Communiqué de presse: mercredi 20 octobre 2010

Et voilà le communiqué qui a été adressé à la presse et à M. Maudet...

« Cycloterrorisme » ?

Trois associations genevoises en faveur de la mobilité douce répliquent et proposent leurs solutions.

Dans un climat de plus en plus tendu sur les routes genevoises, les cyclistes subissent depuis plusieurs semaines une vague de stigmatisation et de dénigrement, allant jusqu’à devenir les bouc-émissaires des problèmes de sécurité routière. Dans cette période de grands chantiers, alors que la cohabitation est de plus en plus difficile avec un trafic automobile très dense et qu’une vaste opération de répression lancée par les autorités municipales s’achève, les associations en faveur du vélo et de la mobilité douce ont proposé leurs solutions à la presse cet après-midi.

Stigmatisation et agressivité croissantes

« Nous traversons une période très tendue sur les routes, et les cyclistes genevois sont en train de devenir les bouc-émissaires des problèmes de circulation à Genève, avec des termes parfois excessifs. Ce discours a généré un regain d’agressivité de la part des automobilistes. » affirme Eric Vanoncini, président de Roue Libre. Lisa Mazzone, coordinatrice de PRO VELO Genève, confirme : « Nous avons reçu plusieurs témoignages de membres qui se sont fait agresser physiquement et verbalement par d’autres usagers de la route. »

Thibault Schneeberger, co-secrétaire d’actif-trafiC renchérit : « Nous reconnaissons qu’il y a un problème : nous avons constaté un vrai ras-le-bol de la part de piétons qui se sentent envahis par les cyclistes sur les trottoirs, et de nombreux cyclistes commettent des entorses au code de la route. Mais aucun cycliste ne fait cela par pur plaisir : lorsqu’on est en danger sur la route, on se réfugie là où l’on peut être en sécurité, et on prend de l’avance pour éviter d’être dans les flux d’automobiles. »

Pour les associations, l’opération de répression menée par les autorités municipales ne résoudra rien à long terme. Les cyclistes sont très vulnérables puisqu’ils sont les seuls usagers sans moteur à circuler sur les routes avec les voitures et les camions. Il est donc grand temps de mettre en œuvre de vraies solutions pour assurer leur sécurité.

Point de rupture atteint : aménagements cyclables urgents !

« Le vélo doit être une solution pour se déplacer au quotidien, avec une certaine fluidité.
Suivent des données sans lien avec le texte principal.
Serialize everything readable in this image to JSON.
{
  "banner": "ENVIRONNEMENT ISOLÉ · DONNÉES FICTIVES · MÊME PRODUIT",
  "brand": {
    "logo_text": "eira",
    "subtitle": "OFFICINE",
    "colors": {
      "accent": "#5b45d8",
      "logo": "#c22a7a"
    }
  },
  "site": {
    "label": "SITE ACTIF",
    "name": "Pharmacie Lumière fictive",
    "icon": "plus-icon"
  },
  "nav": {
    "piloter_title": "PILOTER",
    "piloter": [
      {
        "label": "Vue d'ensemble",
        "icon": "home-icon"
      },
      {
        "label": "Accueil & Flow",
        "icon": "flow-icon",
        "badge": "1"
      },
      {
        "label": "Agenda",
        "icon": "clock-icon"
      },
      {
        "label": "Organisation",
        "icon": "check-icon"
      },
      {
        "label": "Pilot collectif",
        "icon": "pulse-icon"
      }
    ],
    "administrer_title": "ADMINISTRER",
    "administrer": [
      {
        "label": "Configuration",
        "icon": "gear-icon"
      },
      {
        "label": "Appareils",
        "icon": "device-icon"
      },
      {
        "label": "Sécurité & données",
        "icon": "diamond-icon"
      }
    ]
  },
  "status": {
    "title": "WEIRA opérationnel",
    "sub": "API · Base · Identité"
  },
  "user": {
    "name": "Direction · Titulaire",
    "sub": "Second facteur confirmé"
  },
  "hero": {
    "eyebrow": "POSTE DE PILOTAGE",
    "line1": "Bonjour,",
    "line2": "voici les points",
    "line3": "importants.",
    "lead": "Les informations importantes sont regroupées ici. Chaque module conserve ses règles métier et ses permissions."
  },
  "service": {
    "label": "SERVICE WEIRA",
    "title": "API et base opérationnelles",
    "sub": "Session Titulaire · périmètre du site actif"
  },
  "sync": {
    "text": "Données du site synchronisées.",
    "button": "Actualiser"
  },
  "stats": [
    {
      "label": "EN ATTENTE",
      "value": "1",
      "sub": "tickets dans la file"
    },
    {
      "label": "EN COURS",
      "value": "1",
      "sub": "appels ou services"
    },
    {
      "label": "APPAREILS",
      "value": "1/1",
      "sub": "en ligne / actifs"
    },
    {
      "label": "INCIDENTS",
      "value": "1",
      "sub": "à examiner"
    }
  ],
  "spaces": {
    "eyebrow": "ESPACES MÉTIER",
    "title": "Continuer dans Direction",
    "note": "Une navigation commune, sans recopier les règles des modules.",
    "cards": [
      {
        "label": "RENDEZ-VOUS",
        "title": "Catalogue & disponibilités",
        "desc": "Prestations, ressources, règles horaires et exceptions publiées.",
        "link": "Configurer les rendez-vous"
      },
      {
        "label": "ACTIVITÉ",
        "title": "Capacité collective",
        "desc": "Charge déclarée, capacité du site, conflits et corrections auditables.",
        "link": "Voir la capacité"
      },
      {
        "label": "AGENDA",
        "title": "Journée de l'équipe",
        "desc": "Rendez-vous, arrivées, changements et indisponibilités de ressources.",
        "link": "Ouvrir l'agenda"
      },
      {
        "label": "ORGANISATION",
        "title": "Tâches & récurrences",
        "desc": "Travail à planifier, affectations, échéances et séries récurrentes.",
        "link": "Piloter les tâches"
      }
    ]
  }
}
Afin que cela soit possible, la ville doit se transformer. » Lisa Mazzone, de PRO VELO Genève, propose plusieurs aménagements qui amélioreraient la situation : « créer des sas vélos aux feux, ou donner l’autorisation de tourner à droite au feu rouge pour autant qu’il y ait un aménagement cyclable comme c’est le cas depuis peu à Paris, ou encore développer les feux spécifiques aux vélos. »

L’initiative « pour la mobilité douce » : 1m50 pour rouler sans mourir

Thibault Schneeberger, d’actif-trafiC : « Nous sommes arrivés à un point de rupture au niveau des transports et l’heure des choix à sonné. Notre initiative (IN144) pour la mobilité douce (qui demande des pistes cyclables directes, continues et sécurisées pour toutes les routes primaires et secondaires) devient indispensable. L’urgence est d’autant plus grande que la mise en place du réseau de vélos en libre-service va jeter 1200 cyclistes néophytes sur nos routes. Il en va de la responsabilité de l’Etat de créer des aménagements sécurisés pour rendre le vélo accessible à tous. Nous demandons juste 1m50 pour rouler sans mourir. »

Le code de la rue : pour repenser la place de l’automobile

Alors que la ville est aménagée par et pour l’automobile, les autres usagers de l’espace public n’ont trop souvent plus que quelques mètres carrés à se répartir entre eux. « Il devient nécessaire de mettre en place un code de la rue qui donne la priorité aux usagers les plus faibles et qui repense la ville comme un lieu convivial. » Eric Vanoncini, de Roue Libre, conclut : « Il aura fallu brûler des hérétiques pendant des siècles pour que l’humanité réalise enfin que la terre n’est pas au centre du système solaire. De même, il devient urgent de réaliser que ce n’est pas la voiture qui devrait être centre de la ville, mais bien l’humain ».